Is this a novel approach to doing research?
I don't think it is, particularly, although I think trying to involve bored software engineers in a real research problem is not that common. I'm certainly aware of the Polymath Project and Zooniverse projects which have been really effective at crowdsourcing research problems. More generally, I really enjoyed Michael Nielsen's book, Reinventing Discovery: The New Era of Networked Science which is about this kind of stuff.
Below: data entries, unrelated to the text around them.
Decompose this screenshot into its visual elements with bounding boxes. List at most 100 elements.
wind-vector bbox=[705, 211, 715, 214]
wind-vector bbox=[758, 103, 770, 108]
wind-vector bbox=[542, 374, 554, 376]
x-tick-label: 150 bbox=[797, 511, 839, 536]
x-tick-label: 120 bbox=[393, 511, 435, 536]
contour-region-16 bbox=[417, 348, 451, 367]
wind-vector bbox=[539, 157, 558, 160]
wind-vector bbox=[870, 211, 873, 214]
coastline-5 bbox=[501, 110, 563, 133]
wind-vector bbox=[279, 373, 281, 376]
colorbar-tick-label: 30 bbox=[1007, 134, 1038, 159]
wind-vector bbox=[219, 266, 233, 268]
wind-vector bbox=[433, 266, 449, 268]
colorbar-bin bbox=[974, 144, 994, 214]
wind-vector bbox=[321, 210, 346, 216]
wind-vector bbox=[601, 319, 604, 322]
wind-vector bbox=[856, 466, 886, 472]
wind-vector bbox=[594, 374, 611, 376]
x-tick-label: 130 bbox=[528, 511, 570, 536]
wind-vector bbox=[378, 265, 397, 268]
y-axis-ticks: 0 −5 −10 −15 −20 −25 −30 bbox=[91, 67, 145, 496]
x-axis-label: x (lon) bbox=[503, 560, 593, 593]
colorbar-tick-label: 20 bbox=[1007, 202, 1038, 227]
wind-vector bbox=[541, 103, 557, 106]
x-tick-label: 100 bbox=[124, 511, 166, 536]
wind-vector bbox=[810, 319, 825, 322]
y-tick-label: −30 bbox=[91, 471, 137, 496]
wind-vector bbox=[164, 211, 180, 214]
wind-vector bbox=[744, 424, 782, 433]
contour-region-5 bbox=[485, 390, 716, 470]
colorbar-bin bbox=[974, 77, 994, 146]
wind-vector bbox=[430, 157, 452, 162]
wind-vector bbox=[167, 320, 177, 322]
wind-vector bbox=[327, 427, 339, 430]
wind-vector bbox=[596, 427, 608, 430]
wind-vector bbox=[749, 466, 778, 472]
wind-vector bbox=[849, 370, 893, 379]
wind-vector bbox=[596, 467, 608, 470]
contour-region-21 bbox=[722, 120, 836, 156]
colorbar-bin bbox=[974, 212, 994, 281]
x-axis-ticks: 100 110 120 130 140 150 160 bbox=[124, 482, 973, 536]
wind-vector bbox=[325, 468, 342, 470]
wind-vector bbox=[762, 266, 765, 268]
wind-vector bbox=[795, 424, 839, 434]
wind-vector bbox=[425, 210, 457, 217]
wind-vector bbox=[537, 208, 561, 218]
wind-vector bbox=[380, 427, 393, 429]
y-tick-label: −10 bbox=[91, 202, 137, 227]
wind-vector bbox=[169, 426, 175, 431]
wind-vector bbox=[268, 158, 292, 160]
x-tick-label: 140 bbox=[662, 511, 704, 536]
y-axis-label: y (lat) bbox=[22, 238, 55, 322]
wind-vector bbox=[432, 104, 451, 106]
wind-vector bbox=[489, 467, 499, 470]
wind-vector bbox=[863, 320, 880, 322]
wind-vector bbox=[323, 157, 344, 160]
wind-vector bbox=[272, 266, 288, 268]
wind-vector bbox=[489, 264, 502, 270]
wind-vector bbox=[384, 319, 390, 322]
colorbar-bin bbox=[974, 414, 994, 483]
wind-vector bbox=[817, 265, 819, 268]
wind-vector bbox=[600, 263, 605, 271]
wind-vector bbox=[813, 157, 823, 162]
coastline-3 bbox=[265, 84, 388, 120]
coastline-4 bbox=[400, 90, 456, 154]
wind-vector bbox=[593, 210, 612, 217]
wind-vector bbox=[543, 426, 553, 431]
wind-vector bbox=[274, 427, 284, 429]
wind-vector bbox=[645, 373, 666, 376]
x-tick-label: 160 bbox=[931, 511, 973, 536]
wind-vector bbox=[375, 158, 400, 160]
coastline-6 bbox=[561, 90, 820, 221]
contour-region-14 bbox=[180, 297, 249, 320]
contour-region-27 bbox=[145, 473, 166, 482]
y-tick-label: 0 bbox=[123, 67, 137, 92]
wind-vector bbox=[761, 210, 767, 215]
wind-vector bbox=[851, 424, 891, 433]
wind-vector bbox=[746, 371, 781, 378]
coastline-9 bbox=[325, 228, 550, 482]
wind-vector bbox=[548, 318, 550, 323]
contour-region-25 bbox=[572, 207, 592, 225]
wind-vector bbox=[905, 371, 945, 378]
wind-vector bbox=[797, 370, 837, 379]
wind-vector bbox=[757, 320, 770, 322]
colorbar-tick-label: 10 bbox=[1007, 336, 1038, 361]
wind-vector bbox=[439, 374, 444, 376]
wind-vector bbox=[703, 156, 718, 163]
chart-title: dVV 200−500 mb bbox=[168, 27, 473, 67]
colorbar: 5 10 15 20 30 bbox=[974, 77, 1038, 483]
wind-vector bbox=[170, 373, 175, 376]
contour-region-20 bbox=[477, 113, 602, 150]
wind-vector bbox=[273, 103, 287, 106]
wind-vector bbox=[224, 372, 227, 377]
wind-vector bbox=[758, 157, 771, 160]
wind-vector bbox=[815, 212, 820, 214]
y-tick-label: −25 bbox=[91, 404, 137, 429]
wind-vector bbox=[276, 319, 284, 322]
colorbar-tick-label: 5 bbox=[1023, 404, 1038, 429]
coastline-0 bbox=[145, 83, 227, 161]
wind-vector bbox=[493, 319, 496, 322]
If there's anything novel about this, it's that I think it's a nicely packaged problem that can be explored by people with computing intuition but not a huge amount of biology specific background. But who cares? It's a problem I think needs to be solved.
I guess the first question is, should I bother? I could throw a project and have nobody come. It's a reasonably big chunk of time and effort to set this kind of thing up, and I have no idea if there'd be any real enthusiasm out there. On the flip side, it'd be a useful academic adventure anyway, since we generally lack good (hard, nasty) benchmarking data sets for metagenome assembly and analysis, and I can definitely provide some.
Another question is, is anyone out there willing to really work on such a hard problem? In fact, I'd bet it's too hard for anyone but an academic researcher to solve... :)
I'll sit on it for a bit and think about it some more. Any suggestions or comments for making it more attractive as a project, or more interesting, would be welcome.